Question

What is the sum of the exterior angles of a 30-gon?

Answer 1

Hint: This type of question depends on the concept of exterior angles of a polygon. Exterior angle is an angle at a vertex of a polygon, present outside the polygon, formed by the extension of its adjacent sides. Exterior angles of a regular polygon are equal in measure.

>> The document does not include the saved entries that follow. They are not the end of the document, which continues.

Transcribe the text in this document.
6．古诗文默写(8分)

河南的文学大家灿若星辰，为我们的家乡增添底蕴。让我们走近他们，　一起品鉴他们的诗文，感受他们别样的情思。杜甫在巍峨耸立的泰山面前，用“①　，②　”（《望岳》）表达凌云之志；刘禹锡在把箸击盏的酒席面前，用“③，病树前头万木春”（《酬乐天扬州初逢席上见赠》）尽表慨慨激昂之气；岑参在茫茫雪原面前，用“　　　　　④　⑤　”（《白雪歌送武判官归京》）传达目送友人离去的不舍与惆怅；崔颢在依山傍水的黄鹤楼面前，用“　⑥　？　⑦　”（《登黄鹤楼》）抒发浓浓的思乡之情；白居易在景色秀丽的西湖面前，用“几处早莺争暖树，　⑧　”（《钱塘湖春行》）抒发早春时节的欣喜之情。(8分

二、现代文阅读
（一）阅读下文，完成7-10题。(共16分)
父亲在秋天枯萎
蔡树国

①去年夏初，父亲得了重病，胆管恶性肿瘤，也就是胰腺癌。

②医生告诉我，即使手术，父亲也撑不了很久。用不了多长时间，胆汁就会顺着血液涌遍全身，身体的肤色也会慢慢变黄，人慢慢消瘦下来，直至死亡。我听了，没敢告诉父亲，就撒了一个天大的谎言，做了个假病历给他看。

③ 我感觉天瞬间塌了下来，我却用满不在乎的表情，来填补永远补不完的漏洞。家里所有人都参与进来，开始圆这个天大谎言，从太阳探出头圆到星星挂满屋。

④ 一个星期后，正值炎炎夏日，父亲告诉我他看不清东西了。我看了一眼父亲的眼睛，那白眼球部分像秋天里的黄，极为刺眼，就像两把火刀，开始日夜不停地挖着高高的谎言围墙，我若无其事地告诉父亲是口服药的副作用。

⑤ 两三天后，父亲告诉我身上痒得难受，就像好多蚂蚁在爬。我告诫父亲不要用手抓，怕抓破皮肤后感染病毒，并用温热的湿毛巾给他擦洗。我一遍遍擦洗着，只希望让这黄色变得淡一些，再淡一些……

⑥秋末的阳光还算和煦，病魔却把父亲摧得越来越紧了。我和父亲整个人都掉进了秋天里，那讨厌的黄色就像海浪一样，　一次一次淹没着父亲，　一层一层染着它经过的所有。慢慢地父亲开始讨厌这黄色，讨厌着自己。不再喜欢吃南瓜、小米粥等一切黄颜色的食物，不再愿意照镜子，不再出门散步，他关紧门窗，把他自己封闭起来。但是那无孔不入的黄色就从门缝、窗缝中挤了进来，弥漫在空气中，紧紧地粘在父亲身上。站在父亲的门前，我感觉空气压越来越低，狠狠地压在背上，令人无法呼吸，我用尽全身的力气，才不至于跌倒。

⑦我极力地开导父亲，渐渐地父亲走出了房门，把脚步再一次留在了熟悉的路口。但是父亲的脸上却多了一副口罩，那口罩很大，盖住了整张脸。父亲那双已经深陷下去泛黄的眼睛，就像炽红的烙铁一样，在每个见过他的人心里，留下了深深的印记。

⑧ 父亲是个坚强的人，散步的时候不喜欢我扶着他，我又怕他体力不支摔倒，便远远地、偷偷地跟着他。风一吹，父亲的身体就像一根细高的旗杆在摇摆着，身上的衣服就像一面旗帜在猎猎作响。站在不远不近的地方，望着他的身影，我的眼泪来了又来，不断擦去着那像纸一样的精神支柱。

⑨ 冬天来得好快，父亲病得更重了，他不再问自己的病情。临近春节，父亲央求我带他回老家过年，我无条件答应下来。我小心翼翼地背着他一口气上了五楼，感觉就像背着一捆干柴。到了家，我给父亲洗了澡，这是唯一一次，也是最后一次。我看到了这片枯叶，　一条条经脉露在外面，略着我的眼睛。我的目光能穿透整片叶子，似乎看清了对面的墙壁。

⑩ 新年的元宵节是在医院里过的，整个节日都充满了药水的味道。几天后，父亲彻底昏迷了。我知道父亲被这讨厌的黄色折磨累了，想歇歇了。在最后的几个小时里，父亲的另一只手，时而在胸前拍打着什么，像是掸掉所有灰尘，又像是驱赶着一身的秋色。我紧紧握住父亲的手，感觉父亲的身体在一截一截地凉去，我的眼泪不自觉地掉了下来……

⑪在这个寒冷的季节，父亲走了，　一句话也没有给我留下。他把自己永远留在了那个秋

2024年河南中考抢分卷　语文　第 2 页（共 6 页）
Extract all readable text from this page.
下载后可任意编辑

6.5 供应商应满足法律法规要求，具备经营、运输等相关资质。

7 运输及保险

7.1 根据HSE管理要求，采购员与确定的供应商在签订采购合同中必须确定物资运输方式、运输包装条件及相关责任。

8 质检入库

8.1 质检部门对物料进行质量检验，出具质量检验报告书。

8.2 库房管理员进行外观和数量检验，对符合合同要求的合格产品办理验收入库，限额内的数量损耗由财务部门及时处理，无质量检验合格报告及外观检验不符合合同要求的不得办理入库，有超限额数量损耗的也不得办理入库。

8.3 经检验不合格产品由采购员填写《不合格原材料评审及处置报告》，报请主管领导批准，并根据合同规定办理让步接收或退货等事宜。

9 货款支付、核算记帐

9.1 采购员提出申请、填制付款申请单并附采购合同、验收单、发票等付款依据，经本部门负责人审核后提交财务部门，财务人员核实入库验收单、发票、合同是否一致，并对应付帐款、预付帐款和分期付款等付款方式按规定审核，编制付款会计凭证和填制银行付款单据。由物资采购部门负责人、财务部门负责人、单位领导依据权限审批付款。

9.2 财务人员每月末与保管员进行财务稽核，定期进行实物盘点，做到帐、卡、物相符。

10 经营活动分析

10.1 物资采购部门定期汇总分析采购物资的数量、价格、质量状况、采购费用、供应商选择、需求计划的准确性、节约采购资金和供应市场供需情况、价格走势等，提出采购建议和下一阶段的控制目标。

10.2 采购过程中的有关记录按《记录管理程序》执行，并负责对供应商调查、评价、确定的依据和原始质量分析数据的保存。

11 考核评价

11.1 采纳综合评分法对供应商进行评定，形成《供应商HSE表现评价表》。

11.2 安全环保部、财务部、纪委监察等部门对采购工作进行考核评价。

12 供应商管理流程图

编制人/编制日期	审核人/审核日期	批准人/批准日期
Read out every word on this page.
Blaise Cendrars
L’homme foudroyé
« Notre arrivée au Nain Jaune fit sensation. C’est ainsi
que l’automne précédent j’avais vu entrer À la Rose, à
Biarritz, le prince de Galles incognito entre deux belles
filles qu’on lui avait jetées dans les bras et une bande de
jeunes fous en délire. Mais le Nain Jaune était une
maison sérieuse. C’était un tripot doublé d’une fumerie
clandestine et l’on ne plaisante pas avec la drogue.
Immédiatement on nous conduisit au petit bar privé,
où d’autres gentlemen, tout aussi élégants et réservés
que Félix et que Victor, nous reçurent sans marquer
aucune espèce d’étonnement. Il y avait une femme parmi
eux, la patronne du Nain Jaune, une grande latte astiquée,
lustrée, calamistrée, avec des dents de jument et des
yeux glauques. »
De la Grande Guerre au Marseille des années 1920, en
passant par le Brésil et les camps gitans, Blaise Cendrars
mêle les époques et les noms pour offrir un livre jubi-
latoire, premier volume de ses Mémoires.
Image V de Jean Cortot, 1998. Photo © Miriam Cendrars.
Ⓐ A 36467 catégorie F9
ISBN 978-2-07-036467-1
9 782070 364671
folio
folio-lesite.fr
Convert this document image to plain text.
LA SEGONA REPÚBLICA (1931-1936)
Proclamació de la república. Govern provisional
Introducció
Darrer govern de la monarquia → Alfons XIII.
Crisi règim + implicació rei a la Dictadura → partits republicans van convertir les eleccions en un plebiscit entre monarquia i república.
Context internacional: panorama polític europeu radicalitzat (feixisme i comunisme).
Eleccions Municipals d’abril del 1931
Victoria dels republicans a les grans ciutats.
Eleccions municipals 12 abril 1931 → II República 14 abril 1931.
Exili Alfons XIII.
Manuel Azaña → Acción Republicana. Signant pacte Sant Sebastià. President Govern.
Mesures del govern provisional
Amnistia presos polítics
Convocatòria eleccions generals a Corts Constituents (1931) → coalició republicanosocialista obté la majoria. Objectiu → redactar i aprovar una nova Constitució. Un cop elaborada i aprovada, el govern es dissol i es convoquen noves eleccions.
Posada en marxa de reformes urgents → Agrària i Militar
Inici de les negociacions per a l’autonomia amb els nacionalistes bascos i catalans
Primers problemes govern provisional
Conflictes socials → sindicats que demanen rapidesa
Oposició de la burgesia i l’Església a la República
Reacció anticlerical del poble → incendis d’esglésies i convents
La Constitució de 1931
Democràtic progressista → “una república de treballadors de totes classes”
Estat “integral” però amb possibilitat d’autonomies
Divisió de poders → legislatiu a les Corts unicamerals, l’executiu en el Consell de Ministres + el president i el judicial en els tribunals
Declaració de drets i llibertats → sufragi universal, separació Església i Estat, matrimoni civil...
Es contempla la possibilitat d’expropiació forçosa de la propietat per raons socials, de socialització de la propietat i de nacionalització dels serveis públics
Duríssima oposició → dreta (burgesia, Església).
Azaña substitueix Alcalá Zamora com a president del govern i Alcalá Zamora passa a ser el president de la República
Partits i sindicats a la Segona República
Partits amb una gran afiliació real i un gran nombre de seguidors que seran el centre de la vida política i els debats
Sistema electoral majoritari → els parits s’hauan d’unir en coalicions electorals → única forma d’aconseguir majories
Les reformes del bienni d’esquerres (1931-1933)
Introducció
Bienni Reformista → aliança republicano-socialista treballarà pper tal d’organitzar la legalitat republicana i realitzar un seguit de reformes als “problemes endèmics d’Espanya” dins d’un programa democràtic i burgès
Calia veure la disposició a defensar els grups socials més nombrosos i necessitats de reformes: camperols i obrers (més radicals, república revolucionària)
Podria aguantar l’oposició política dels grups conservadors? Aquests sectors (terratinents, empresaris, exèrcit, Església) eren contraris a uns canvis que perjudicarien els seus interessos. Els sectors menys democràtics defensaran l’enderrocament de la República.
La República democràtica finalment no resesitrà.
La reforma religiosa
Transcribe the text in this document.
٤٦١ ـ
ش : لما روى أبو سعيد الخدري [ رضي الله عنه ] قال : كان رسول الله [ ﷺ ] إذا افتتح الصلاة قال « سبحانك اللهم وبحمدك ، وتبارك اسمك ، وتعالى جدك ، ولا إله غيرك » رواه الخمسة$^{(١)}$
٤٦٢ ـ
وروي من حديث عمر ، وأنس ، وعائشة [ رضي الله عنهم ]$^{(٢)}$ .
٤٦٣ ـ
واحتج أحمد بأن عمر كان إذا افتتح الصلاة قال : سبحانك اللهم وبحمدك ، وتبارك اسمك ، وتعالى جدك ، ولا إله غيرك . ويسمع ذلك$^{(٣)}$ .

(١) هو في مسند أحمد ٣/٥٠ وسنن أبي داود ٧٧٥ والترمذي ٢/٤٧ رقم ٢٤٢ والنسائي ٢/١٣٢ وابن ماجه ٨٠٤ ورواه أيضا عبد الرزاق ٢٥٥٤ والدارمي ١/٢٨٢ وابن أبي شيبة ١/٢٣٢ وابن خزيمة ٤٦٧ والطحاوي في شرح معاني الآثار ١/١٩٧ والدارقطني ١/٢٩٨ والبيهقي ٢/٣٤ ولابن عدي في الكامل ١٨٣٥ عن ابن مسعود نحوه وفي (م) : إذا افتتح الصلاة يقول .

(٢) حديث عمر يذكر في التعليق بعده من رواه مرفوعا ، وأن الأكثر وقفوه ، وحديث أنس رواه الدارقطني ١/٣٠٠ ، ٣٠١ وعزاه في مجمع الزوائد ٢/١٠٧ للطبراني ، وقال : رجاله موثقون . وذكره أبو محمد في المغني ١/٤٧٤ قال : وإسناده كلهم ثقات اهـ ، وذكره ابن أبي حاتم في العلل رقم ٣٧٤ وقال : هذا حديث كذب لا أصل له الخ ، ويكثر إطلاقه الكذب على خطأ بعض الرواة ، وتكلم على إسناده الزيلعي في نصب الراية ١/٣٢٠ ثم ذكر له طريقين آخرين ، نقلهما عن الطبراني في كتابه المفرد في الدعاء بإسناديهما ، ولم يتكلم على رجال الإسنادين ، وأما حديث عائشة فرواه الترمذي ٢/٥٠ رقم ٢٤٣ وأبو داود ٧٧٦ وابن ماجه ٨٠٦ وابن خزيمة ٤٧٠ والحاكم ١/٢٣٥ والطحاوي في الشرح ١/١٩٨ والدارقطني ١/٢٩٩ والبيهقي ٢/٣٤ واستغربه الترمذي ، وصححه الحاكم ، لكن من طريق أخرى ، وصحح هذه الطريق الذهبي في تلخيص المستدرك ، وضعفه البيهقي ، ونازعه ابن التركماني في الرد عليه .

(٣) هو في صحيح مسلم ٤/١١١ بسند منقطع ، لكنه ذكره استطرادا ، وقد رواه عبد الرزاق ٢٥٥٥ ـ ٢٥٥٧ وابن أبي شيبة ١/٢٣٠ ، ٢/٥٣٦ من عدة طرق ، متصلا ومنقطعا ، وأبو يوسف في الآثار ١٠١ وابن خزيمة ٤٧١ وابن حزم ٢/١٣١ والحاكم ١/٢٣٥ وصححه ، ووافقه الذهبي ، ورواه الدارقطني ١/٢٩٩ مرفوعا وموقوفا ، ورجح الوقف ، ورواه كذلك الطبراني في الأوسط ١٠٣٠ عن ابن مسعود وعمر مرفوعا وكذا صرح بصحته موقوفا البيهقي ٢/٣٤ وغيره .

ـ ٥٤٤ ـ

Complete step by step answer:
Now, as we have to find out the sum of the exterior angles of a 30-gon so we consider the following:
Let us start from the vertex at angle 1. Now we travel in an anti-clockwise direction, through angles 2, 3, 4, 5, and so on up-to angle 30 and coming back to the same vertex. Actually we covered the entire perimeter of the polygon and hence, made one complete turn in the process. As all of us know, one complete turn corresponds to \[{{360}^{\circ }}\]. Thus, we can say that the \[\angle 1,\angle 2,\angle 3,\angle 4,..........\angle 30\] sum up-to \[{{360}^{\circ }}\].

Hence, the sum of the exterior angles of a 30-gon is \[{{360}^{\circ }}\].

Note: In this type of question students may use the concept of linear pair and interior angle to find the sum of exterior angles. We know that, for a polygon with n sides that is n-gon the sum of the exterior angles is equal to the difference between the sum of the linear pairs and the sum of the interior angles.
\[\begin{align}
  & \Rightarrow \text{Sum of exterior angles = 18}{{0}^{\circ }}n-\text{18}{{0}^{\circ }}\left( n-2 \right) \\
 & \Rightarrow \text{Sum of exterior angles = 18}{{0}^{\circ }}n-\text{18}{{0}^{\circ }}n+{{360}^{\circ }} \\
 & \Rightarrow \text{Sum of exterior angles = }{{360}^{\circ }} \\
\end{align}\]
Hence, for any polynomial with n sides that is n-gon, the sum of exterior angles is \[{{360}^{\circ }}\].
Thus, the sum of the exterior angles of a 30-gon is \[{{360}^{\circ }}\].